UNE chose très-dangereuse, c’est le mauvais exemple, c’est d’entendre juger sans la foi : surtout si ces jugements sortent de la bouche de personnes âgées et respectables. Le diable est là pour nous dire ; » un tel juge de telle façon. » Si noue nous arrêtons là, et au lieu de chercher notre règle dans la foi, si nous la prenons dans tout ce qu’il y a de plus changeant, c’est-à-dire dans la créature, cela peut nous conduire très-loin.
IL nous faut une grande indépendance dans tout ce qui touche à la conservation de notre foi. Nous l’avons reçue dans le baptême ; les sacrements, les sacramentaux sont mis sans cesse à notre disposition pour la développer : l’Église nous l’a confiée comme tout le reste pour être gardée par notre fidélité. Oui que ce soit que nous entendions, fût-ce des personnes presque complètes, mais auxquelles il manquerait un point, ne les suivons pas de ce côté. Il faut savoir ne dépendre que de Dieu et de sa foi. Par là on est sûr que tout va bien.

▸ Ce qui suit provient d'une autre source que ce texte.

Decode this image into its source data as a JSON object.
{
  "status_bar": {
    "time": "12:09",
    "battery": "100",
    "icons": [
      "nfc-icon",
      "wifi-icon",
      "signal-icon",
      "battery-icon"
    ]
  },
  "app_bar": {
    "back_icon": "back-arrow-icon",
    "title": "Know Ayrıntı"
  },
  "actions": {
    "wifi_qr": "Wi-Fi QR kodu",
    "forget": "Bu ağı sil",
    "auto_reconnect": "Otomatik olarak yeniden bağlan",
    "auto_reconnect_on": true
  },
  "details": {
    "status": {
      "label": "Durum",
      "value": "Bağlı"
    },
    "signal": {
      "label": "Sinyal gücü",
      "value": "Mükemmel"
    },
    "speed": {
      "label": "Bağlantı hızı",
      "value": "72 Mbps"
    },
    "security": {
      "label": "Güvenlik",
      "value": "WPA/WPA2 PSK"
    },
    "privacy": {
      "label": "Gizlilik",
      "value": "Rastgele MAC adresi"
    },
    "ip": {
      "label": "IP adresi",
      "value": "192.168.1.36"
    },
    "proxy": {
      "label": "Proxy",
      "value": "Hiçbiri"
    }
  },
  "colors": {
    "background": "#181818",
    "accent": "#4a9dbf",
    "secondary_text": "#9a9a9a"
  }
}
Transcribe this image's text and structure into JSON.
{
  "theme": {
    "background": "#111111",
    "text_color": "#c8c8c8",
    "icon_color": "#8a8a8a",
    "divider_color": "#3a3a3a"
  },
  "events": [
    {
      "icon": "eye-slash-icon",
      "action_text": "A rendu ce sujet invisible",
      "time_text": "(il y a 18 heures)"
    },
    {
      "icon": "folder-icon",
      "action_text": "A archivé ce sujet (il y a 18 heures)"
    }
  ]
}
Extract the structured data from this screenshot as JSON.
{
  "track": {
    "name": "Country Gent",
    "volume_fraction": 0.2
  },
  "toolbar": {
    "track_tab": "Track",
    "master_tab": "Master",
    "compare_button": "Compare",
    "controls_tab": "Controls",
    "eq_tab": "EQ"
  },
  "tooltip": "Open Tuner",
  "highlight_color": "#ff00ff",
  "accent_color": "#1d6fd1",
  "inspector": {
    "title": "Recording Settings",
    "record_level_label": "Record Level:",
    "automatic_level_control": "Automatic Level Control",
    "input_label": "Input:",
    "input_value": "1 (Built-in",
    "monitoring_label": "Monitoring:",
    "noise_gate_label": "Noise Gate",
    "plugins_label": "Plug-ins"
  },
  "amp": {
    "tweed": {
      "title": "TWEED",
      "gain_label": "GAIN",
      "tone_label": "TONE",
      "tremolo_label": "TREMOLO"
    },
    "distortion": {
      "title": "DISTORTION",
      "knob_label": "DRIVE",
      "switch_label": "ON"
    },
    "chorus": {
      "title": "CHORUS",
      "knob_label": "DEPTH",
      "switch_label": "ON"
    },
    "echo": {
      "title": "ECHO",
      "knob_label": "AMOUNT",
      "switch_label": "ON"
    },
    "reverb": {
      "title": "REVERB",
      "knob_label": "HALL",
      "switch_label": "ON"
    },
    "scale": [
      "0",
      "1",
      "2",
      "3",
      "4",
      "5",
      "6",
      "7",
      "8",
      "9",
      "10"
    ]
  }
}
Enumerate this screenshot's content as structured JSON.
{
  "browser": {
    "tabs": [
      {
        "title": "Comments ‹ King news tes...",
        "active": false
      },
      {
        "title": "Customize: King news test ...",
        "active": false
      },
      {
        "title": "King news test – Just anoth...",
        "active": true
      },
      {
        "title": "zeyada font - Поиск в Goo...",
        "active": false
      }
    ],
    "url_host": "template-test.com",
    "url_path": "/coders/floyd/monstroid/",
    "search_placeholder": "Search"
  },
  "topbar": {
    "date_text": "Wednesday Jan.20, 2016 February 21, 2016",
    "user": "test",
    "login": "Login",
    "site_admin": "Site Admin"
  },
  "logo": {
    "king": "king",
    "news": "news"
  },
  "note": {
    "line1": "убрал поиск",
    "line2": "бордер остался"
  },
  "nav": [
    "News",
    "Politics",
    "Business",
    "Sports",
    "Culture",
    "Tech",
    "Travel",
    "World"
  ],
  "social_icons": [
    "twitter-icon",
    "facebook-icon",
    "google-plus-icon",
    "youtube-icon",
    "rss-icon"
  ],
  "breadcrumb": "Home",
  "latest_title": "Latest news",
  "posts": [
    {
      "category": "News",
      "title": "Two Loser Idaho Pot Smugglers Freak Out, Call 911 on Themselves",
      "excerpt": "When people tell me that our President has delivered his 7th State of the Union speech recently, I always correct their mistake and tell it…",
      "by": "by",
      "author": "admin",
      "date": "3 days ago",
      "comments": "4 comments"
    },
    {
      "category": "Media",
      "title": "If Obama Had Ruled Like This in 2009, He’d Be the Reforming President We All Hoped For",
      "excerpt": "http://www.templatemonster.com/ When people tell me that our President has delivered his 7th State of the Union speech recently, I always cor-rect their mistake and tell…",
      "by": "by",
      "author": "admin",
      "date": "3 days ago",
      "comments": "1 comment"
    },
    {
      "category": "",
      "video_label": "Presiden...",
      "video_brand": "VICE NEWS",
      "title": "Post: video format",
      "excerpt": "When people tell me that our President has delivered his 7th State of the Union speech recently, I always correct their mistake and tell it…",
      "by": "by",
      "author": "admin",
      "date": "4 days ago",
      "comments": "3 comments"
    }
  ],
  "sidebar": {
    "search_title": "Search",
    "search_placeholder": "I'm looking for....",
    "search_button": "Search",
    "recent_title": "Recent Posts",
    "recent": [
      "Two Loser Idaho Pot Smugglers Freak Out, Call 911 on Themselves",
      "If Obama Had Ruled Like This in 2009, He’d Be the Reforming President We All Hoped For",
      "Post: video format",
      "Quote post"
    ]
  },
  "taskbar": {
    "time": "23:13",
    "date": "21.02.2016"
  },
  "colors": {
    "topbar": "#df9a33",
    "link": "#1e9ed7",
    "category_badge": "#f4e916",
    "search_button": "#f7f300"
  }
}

VOILA une thèse de la plus haute importance. Nous ne pouvions aller plus loin sans l’avoir posée. Une fois admise, vous voyez le parti qu’on en peut tirer. La grâce sanctifiante et les grâces actuelles sont en sûreté dans l’âme où règne la foi ; non pas dans cette âme où les vérités de la religion sont simplement connues, mais dans celle où la foi est aimée, où la foi est le critérium voulu et appliqué constamment.